Tuesday, 18 February 2014

ACCA - My Journey So Far.

Last weekend I finally received the results of the ACCA exams I sat at the beginning of December.  I had passed 2 of the 3 so I am happy with that.  I have 3 Skills modules left (the exam I failed plus 2 others) until I can officially call myself 'Part Qualified', I then have a further 5 Professional modules until I am fully qualified.


For anyone thinking about starting to study ACCA, I have some info and tips for you.

Check your exemptions.  If you are AAT qualified you will be exempt from modules F1, F2 & F3 (I won't list all the modules here but they can be found on the ACCA website), if you have a relevant degree then you will be exempt from further modules, you would need to look into that as it will vary from degree to degree.  From what I have observed in classes, AAT will prepare you better for studying ACCA.
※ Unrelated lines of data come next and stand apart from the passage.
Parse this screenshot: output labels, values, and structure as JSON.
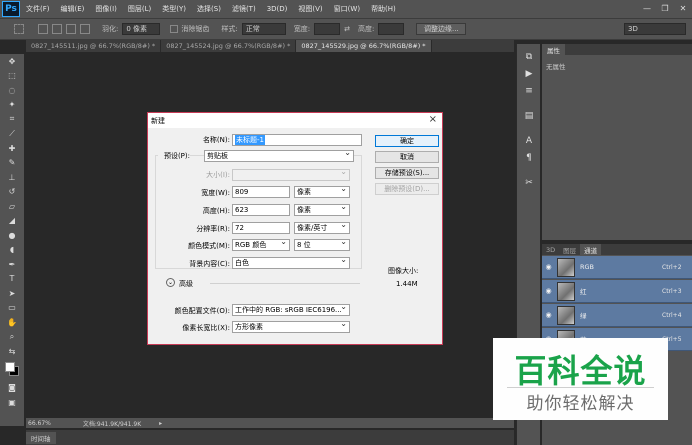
{
  "app": {
    "logo": "Ps"
  },
  "menu": [
    "文件(F)",
    "编辑(E)",
    "图像(I)",
    "图层(L)",
    "类型(Y)",
    "选择(S)",
    "滤镜(T)",
    "3D(D)",
    "视图(V)",
    "窗口(W)",
    "帮助(H)"
  ],
  "window_controls": [
    "—",
    "❐",
    "✕"
  ],
  "options": {
    "feather_label": "羽化:",
    "feather_value": "0 像素",
    "antialias_label": "消除锯齿",
    "style_label": "样式:",
    "style_value": "正常",
    "width_label": "宽度:",
    "height_label": "高度:",
    "refine_button": "调整边缘...",
    "workspace_value": "3D"
  },
  "tabs": [
    {
      "label": "0827_145511.jpg @ 66.7%(RGB/8#) *",
      "active": false
    },
    {
      "label": "0827_145524.jpg @ 66.7%(RGB/8#) *",
      "active": false
    },
    {
      "label": "0827_145529.jpg @ 66.7%(RGB/8#) *",
      "active": true
    }
  ],
  "status": {
    "zoom": "66.67%",
    "doc_size": "文档:941.9K/941.9K"
  },
  "timeline_label": "时间轴",
  "properties": {
    "tab": "属性",
    "content": "无属性"
  },
  "channels": {
    "tabs": [
      {
        "label": "3D",
        "active": false
      },
      {
        "label": "图层",
        "active": false
      },
      {
        "label": "通道",
        "active": true
      }
    ],
    "rows": [
      {
        "name": "RGB",
        "key": "Ctrl+2"
      },
      {
        "name": "红",
        "key": "Ctrl+3"
      },
      {
        "name": "绿",
        "key": "Ctrl+4"
      },
      {
        "name": "蓝",
        "key": "Ctrl+5"
      }
    ]
  },
  "dialog": {
    "title": "新建",
    "name_label": "名称(N):",
    "name_value": "未标题-1",
    "preset_label": "预设(P):",
    "preset_value": "剪贴板",
    "size_label": "大小(I):",
    "width_label": "宽度(W):",
    "width_value": "809",
    "width_unit": "像素",
    "height_label": "高度(H):",
    "height_value": "623",
    "height_unit": "像素",
    "resolution_label": "分辨率(R):",
    "resolution_value": "72",
    "resolution_unit": "像素/英寸",
    "colormode_label": "颜色模式(M):",
    "colormode_value": "RGB 颜色",
    "bitdepth_value": "8 位",
    "background_label": "背景内容(C):",
    "background_value": "白色",
    "advanced_label": "高级",
    "profile_label": "颜色配置文件(O):",
    "profile_value": "工作中的 RGB: sRGB IEC6196...",
    "aspect_label": "像素长宽比(X):",
    "aspect_value": "方形像素",
    "ok_button": "确定",
    "cancel_button": "取消",
    "save_preset_button": "存储预设(S)...",
    "delete_preset_button": "删除预设(D)...",
    "image_size_label": "图像大小:",
    "image_size_value": "1.44M"
  },
  "watermark": {
    "main": "百科全说",
    "sub": "助你轻松解决"
  }
}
You can sit the exams in any order.  If you do need to sit F1-F3 you have to do so before you move on to the next set, or Skills Modules which are F4-F9.  These can be sat in any order, I studied F6 & F8 first, then F4 (the exam I failed in December) & F5, leaving me F4 to resit and also F7 and F9.  I have tried to work it so that I do a 'wordy' paper alongside a 'numbers' paper.


Study in a way which suits you.  There are various different course providers, all offering different study methods such as classroom learning or distance learning, tuition course, revision courses and question based days or QBDs.  I need a classroom situation as I do not have the discipline to self study.  If you choose classroom study but can only attend 1 block of classes I would suggest the revisions blocks, I am sure that I learn more on these than I do on the tuition blocks.

Revise as little or as much as you know you need to do.  I was advised to create a study plan once revision courses started.  Work out how many weeks or days to the exams and decide how many questions you are going to attempt in each of your home study sessions.  I didn't do this.  I also listened to others in my group saying that they were doing 3 hours revision every night and 6 hours each day at weekends.  If this works for you then go for it, I personally think that this is too much, particularly if you are working full time as well.  I won't embarrass myself by saying how much revision I did, but it worked for me.

Don't put too much pressure on yourself.  Unless your contract states that you cannot have more than a certain number of resits, you have 10 years to complete a maximum of 14 exams for which there are currently 2 sittings each year.

But most of all, enjoy your studies, I actually looked forward to classes more than work sometimes!